According to a representative for the company, it took an average of nine days to "launch" apartments and list them after receiving a key. (Incidentally, a class action lawsuit filed by a New York contractor over minimum-wage violations while renovating June Homes units described much of his work as assembling furniture from IKEA.) The pricing on the upscaled units is "dynamic"—think Uber's automatic surge pricing, but for a place to live, though the company says the pricing is determined with "an eye towards affordability for our tenants." Where Zillow famously tried and failed to automate the house-flipping business, June Homes is using a similar model without the risks that property ownership entails. And for landlords, it offers a revenue-sharing agreement based on its ability to seamlessly complete the process of raising rents.

For the people who actually live in these units, June Homes's position as an app-mediated point of contact can prove frustrating. Residents said when they logged housing complaints through the company's branded app, they might not get a response for days. (The company's policies expressly prevent a tenant from interfacing with landlords.) Cached versions of June Homes's Facebook page show a variety of deleted posts complaining of messy or incomplete apartments and missing keys on the day tenants are supposed to move in. At least one person with a bad experience settled out of court under the condition they never discuss their experience renting with June Homes. 

In Washington, D.C., a 36-year-old post-doctoral researcher named Christina Pouzaring arrived from Greece to stay in what she'd thought would be a "beautiful room" in a big house, for which she'd paid extra to be furnished. When she arrived, she said, the house was dirty and somewhat in disrepair; there was also no furniture in her room. The June Homes representatives who'd responded instantly when she was touring and paying for the place suddenly took days to respond. The issue, apparently, was with June Homes's software—a representative told Hell Gate an "engineering bug" earlier in the summer caused the system to misclassify when tenants had selected a furnished room. Pouzaring, sensing trouble, took advantage of the company's seven-day grace period and rented another, cheaper apartment nearby using conventional methods instead. 

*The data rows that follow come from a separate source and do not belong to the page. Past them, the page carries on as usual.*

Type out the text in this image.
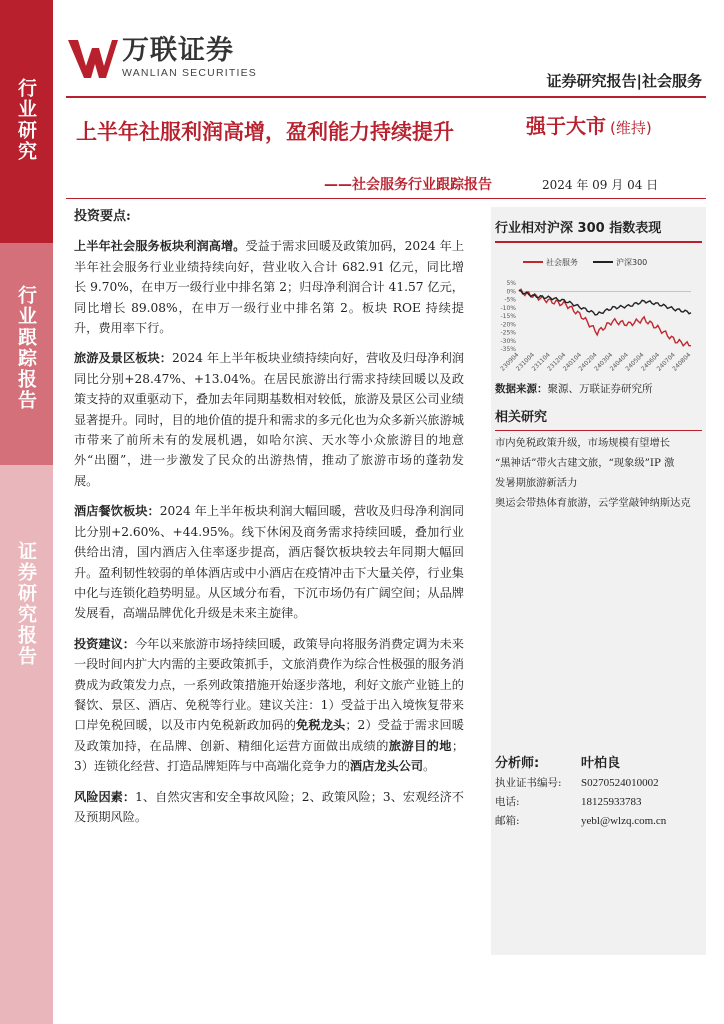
行业研究
行业跟踪报告
证券研究报告
万联证券
WANLIAN SECURITIES	证券研究报告|社会服务
上半年社服利润高增，盈利能力持续提升
——社会服务行业跟踪报告
强于大市 (维持)
2024 年 09 月 04 日
投资要点:

上半年社会服务板块利润高增。受益于需求回暖及政策加码，2024 年上半年社会服务行业业绩持续向好，营业收入合计 682.91 亿元，同比增长 9.70%，在申万一级行业中排名第 2；归母净利润合计 41.57 亿元，同比增长 89.08%，在申万一级行业中排名第 2。板块 ROE 持续提升，费用率下行。

旅游及景区板块：2024 年上半年板块业绩持续向好，营收及归母净利润同比分别+28.47%、+13.04%。在居民旅游出行需求持续回暖以及政策支持的双重驱动下，叠加去年同期基数相对较低，旅游及景区公司业绩显著提升。同时，目的地价值的提升和需求的多元化也为众多新兴旅游城市带来了前所未有的发展机遇，如哈尔滨、天水等小众旅游目的地意外“出圈”，进一步激发了民众的出游热情，推动了旅游市场的蓬勃发展。

酒店餐饮板块：2024 年上半年板块利润大幅回暖，营收及归母净利润同比分别+2.60%、+44.95%。线下休闲及商务需求持续回暖，叠加行业供给出清，国内酒店入住率逐步提高，酒店餐饮板块较去年同期大幅回升。盈利韧性较弱的单体酒店或中小酒店在疫情冲击下大量关停，行业集中化与连锁化趋势明显。从区域分布看，下沉市场仍有广阔空间；从品牌发展看，高端品牌优化升级是未来主旋律。

投资建议：今年以来旅游市场持续回暖，政策导向将服务消费定调为未来一段时间内扩大内需的主要政策抓手，文旅消费作为综合性极强的服务消费成为政策发力点，一系列政策措施开始逐步落地，利好文旅产业链上的餐饮、景区、酒店、免税等行业。建议关注：1）受益于出入境恢复带来口岸免税回暖，以及市内免税新政加码的免税龙头；2）受益于需求回暖及政策加持，在品牌、创新、精细化运营方面做出成绩的旅游目的地；3）连锁化经营、打造品牌矩阵与中高端化竞争力的酒店龙头公司。

风险因素：1、自然灾害和安全事故风险；2、政策风险；3、宏观经济不及预期风险。

行业相对沪深 300 指数表现
社会服务	沪深300
5%
0%
-5%
-10%
-15%
-20%
-25%
-30%
-35%
230904
231004
231104
231204
240104
240204
240304
240404
240504
240604
240704
240804
数据来源：聚源、万联证券研究所
相关研究
市内免税政策升级，市场规模有望增长
“黑神话”带火古建文旅，“现象级”IP 激
发暑期旅游新活力
奥运会带热体育旅游，云学堂敲钟纳斯达克
分析师:	叶柏良
执业证书编号:	S0270524010002
电话:	18125933783
邮箱:	yebl@wlzq.com.cn
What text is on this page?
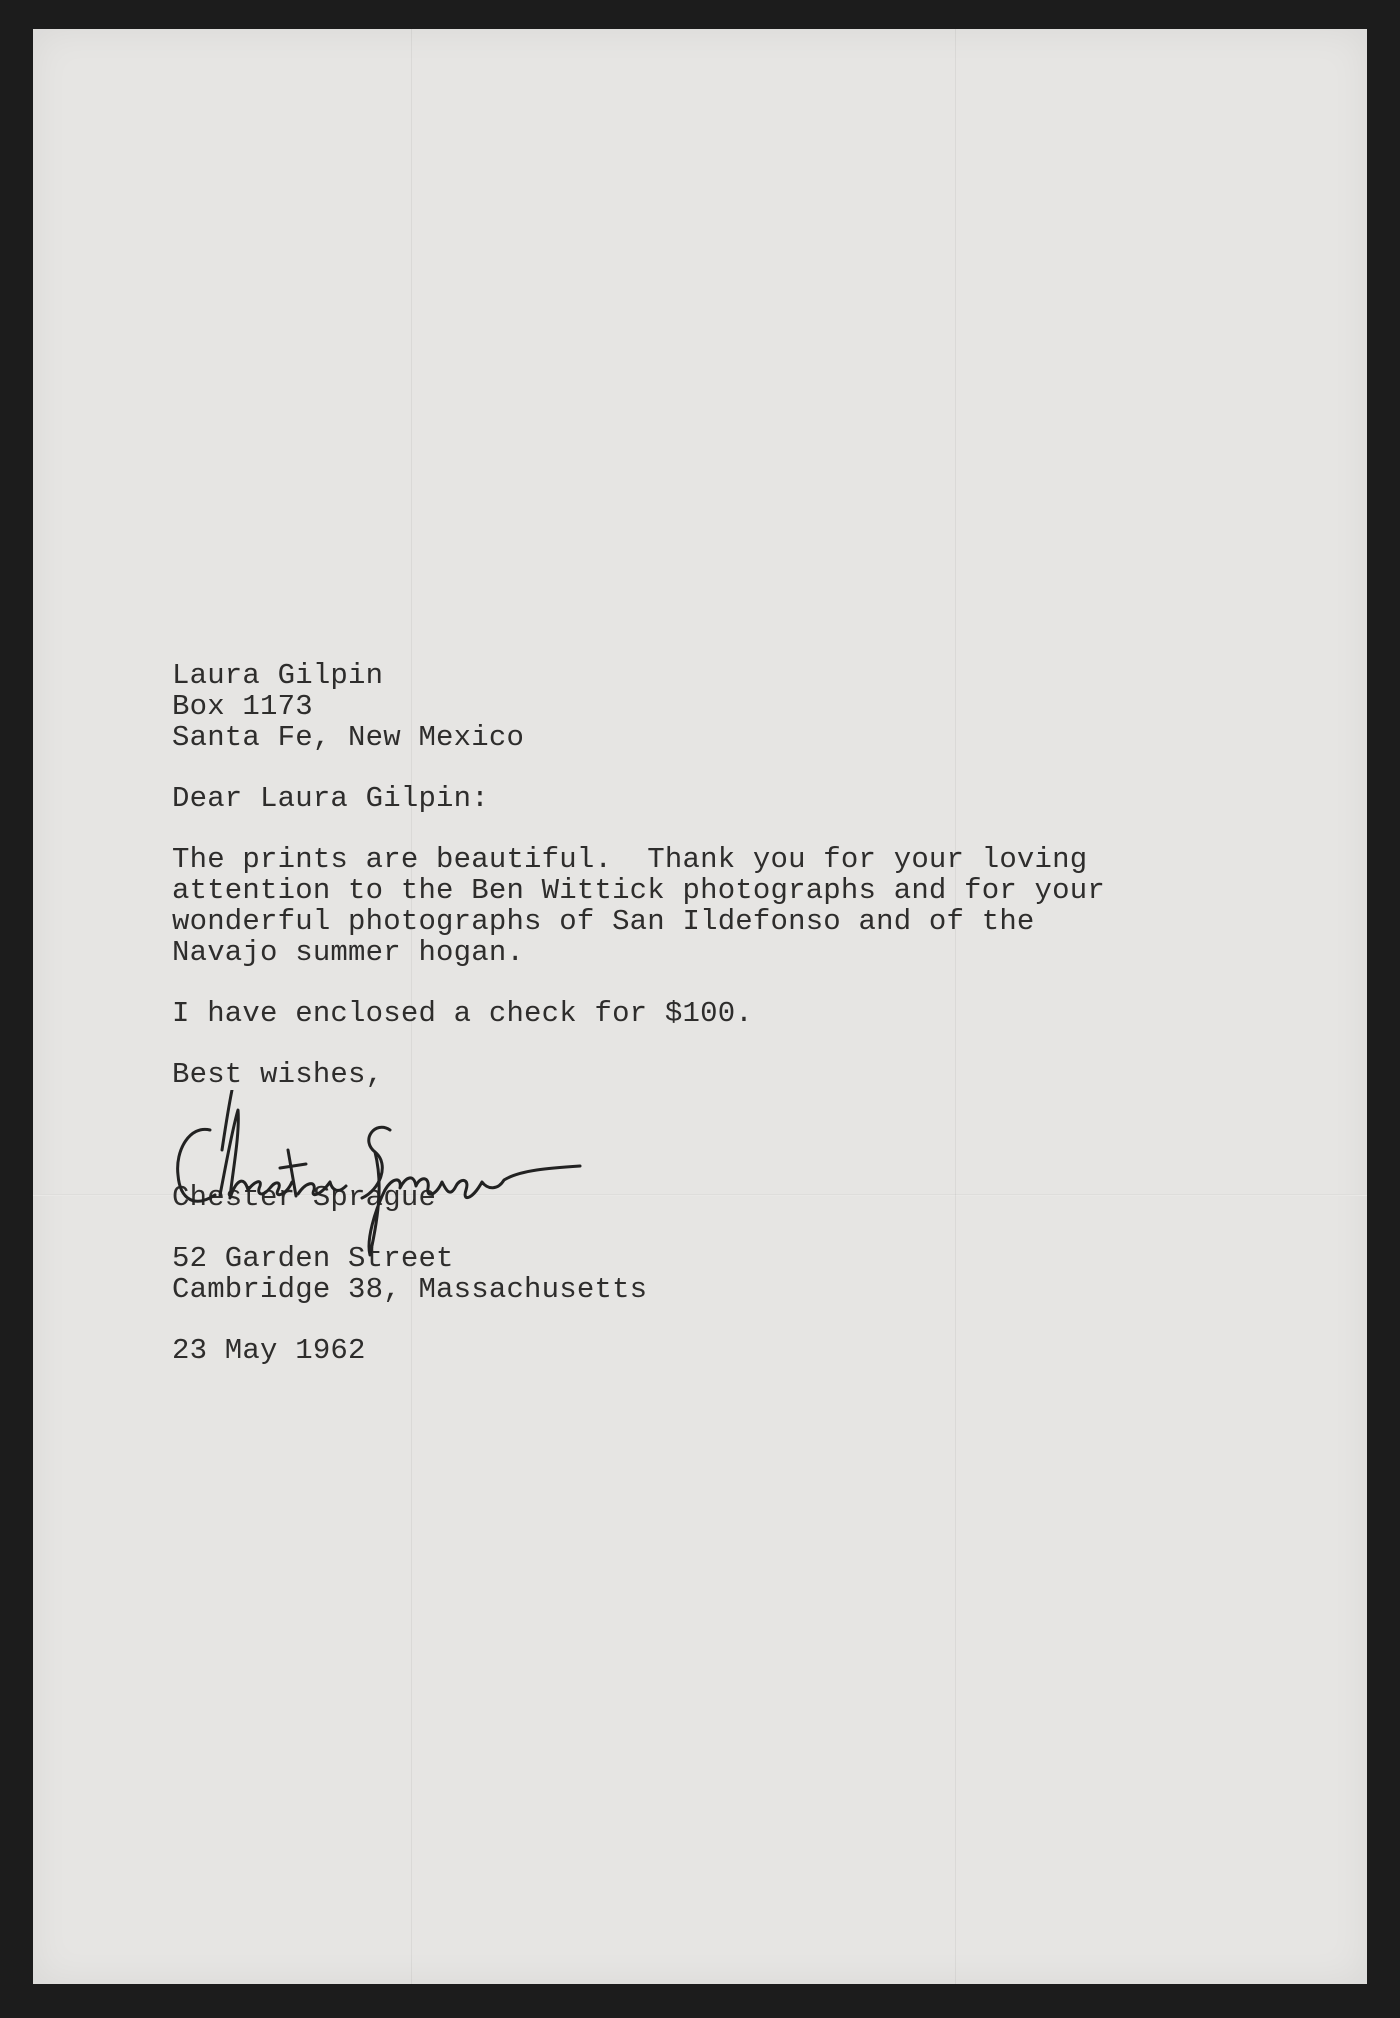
Laura Gilpin
Box 1173
Santa Fe, New Mexico
Dear Laura Gilpin:
The prints are beautiful.  Thank you for your loving
attention to the Ben Wittick photographs and for your
wonderful photographs of San Ildefonso and of the
Navajo summer hogan.
I have enclosed a check for $100.
Best wishes,
Chester Sprague
52 Garden Street
Cambridge 38, Massachusetts
23 May 1962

In a statement, a representative from June Homes said the company acted as a "tenant advocate" and that usually, landlords were responsible for maintenance and repairs, even if the only way to request them was through the June Homes app. The company says it recently introduced a "maintenance resolution standard" for its landlords, and that the average customer service ticket was resolved in three days. This all gets at the bizarre space June Homes occupies—even traditional property managers, however absent, tend to be responsible for coordinating repairs. And there's some tension between acting as a "tenant advocate" and promising to disrupt the rental market by carving up cheap apartments on a mass scale.

While the rise of co-living and apartment-sharing platforms was often pitched, in its early days, as a solution to millennial loneliness and the lack of affordable housing in America's most expensive cities, there are clearer market incentives to operate a company like June Homes, for both landlords and third parties. According to research by the co-living company Common and the real estate investment firm CBRE, co-living arrangements can wring out more than a third more rent per square foot than conventional apartments. Charging enough for a single room in a shared apartment can kick profit back to the landlord and also the third-party rental site.   

One landlord told Hell Gate the decision to work with June Homes on any given apartment was primarily about two things: Whether the money they made was better than what they could expect to make themselves, and how difficult it might be to fill an apartment in conditions where no single renter could afford a unit. The median rent in New York City for a one-bedroom apartment, after all, hit over $3,000 a month in August. The landlord chose not to give their name, concerned about how property owners are portrayed by the press.